Once upon a time something happened. If it hadn't happened, it wouldn't be told.

There was once a great and mighty emperor, whose kingdom was so large that no one knew where it began and where it ended. Some believed it was boundless, others said that they dimly remembered having heard from very old people that the emperor had formerly engaged in war with his neighbors, some of whom had proved greater and more powerful, others smaller and weaker than he. One piece of news about this emperor went all through the wide world—that he always laughed with his right eye and wept with the left. People vainly asked the reason that the emperor's eyes could not agree, and even differed so entirely. When great heroes went to the emperor to question him, he smiled evasively and made no reply. So the enmity between the monarch's eyes remained a profound mystery, whose cause nobody knew except the emperor himself. Then the emperor's sons grew up. Ah, what princes they were!

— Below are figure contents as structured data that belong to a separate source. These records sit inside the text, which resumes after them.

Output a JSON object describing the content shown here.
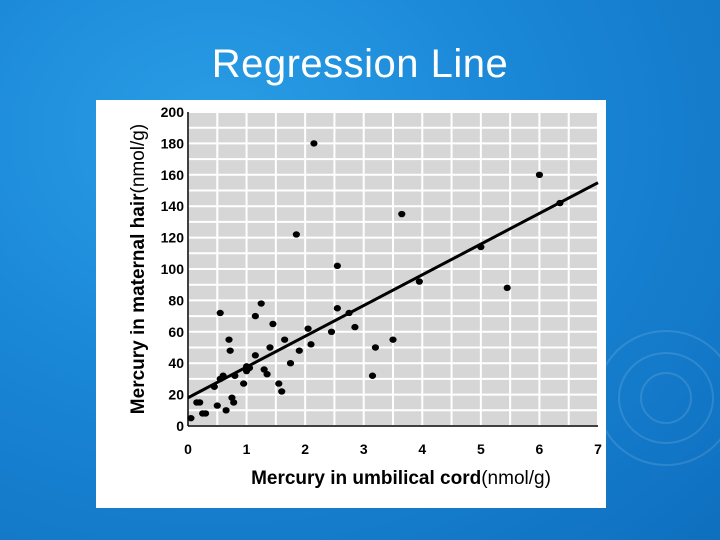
{
  "slide": {
    "title": "Regression Line",
    "background_color": "#1a86d6",
    "title_color": "#ffffff"
  },
  "chart_data": {
    "type": "scatter",
    "title": "",
    "xlabel": "Mercury in umbilical cord",
    "xlabel_unit": "(nmol/g)",
    "ylabel": "Mercury in maternal hair",
    "ylabel_unit": "(nmol/g)",
    "xlim": [
      0,
      7
    ],
    "ylim": [
      0,
      200
    ],
    "x_ticks": [
      "0",
      "1",
      "2",
      "3",
      "4",
      "5",
      "6",
      "7"
    ],
    "y_ticks": [
      "0",
      "20",
      "40",
      "60",
      "80",
      "100",
      "120",
      "140",
      "160",
      "180",
      "200"
    ],
    "grid": true,
    "plot_background": "#d6d6d6",
    "grid_color": "#ffffff",
    "point_color": "#000000",
    "series": [
      {
        "points": [
          [
            0.05,
            5
          ],
          [
            0.15,
            15
          ],
          [
            0.2,
            15
          ],
          [
            0.25,
            8
          ],
          [
            0.3,
            8
          ],
          [
            0.45,
            25
          ],
          [
            0.5,
            13
          ],
          [
            0.55,
            72
          ],
          [
            0.55,
            30
          ],
          [
            0.6,
            32
          ],
          [
            0.65,
            10
          ],
          [
            0.7,
            55
          ],
          [
            0.72,
            48
          ],
          [
            0.75,
            18
          ],
          [
            0.78,
            15
          ],
          [
            0.8,
            32
          ],
          [
            0.95,
            27
          ],
          [
            1.0,
            38
          ],
          [
            1.0,
            35
          ],
          [
            1.05,
            37
          ],
          [
            1.15,
            70
          ],
          [
            1.15,
            45
          ],
          [
            1.25,
            78
          ],
          [
            1.3,
            36
          ],
          [
            1.35,
            33
          ],
          [
            1.4,
            50
          ],
          [
            1.45,
            65
          ],
          [
            1.55,
            27
          ],
          [
            1.6,
            22
          ],
          [
            1.65,
            55
          ],
          [
            1.75,
            40
          ],
          [
            1.85,
            122
          ],
          [
            1.9,
            48
          ],
          [
            2.05,
            62
          ],
          [
            2.1,
            52
          ],
          [
            2.15,
            180
          ],
          [
            2.45,
            60
          ],
          [
            2.55,
            102
          ],
          [
            2.55,
            75
          ],
          [
            2.75,
            72
          ],
          [
            2.85,
            63
          ],
          [
            3.15,
            32
          ],
          [
            3.2,
            50
          ],
          [
            3.5,
            55
          ],
          [
            3.65,
            135
          ],
          [
            3.95,
            92
          ],
          [
            5.0,
            114
          ],
          [
            5.45,
            88
          ],
          [
            6.0,
            160
          ],
          [
            6.35,
            142
          ]
        ]
      }
    ],
    "regression_line": {
      "start": [
        0,
        18
      ],
      "end": [
        7,
        155
      ],
      "color": "#000000"
    }
  }
}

Three princes in one country, like three morning stars in the sky! Florea, the oldest, was a fathom tall, with shoulders more than four span broad. Costan was very different, short, strongly built, with a muscular arm and a stout fist. The third and youngest prince was named Petru—a tall, slender fellow, more like a girl than a boy. Petru did not talk much, he laughed and sang, sang and laughed, from morning till night. Only he was often seen in a graver mood, when he pushed back the curling locks from his forehead and looked like one of the old wiseacres who belonged to the emperor's council.

"Come, Florea, you are grown up, go to our father and ask him why one of his eyes always weeps and the other always laughs," said Petru, one fine morning to his brother Florea. But Florea would not go; he knew by experience that the emperor was always vexed if any one asked him that question.

Petru fared just the same when he went to his brother Costan.

"Very well, if nobody else dares, I'll venture it!" he said at last.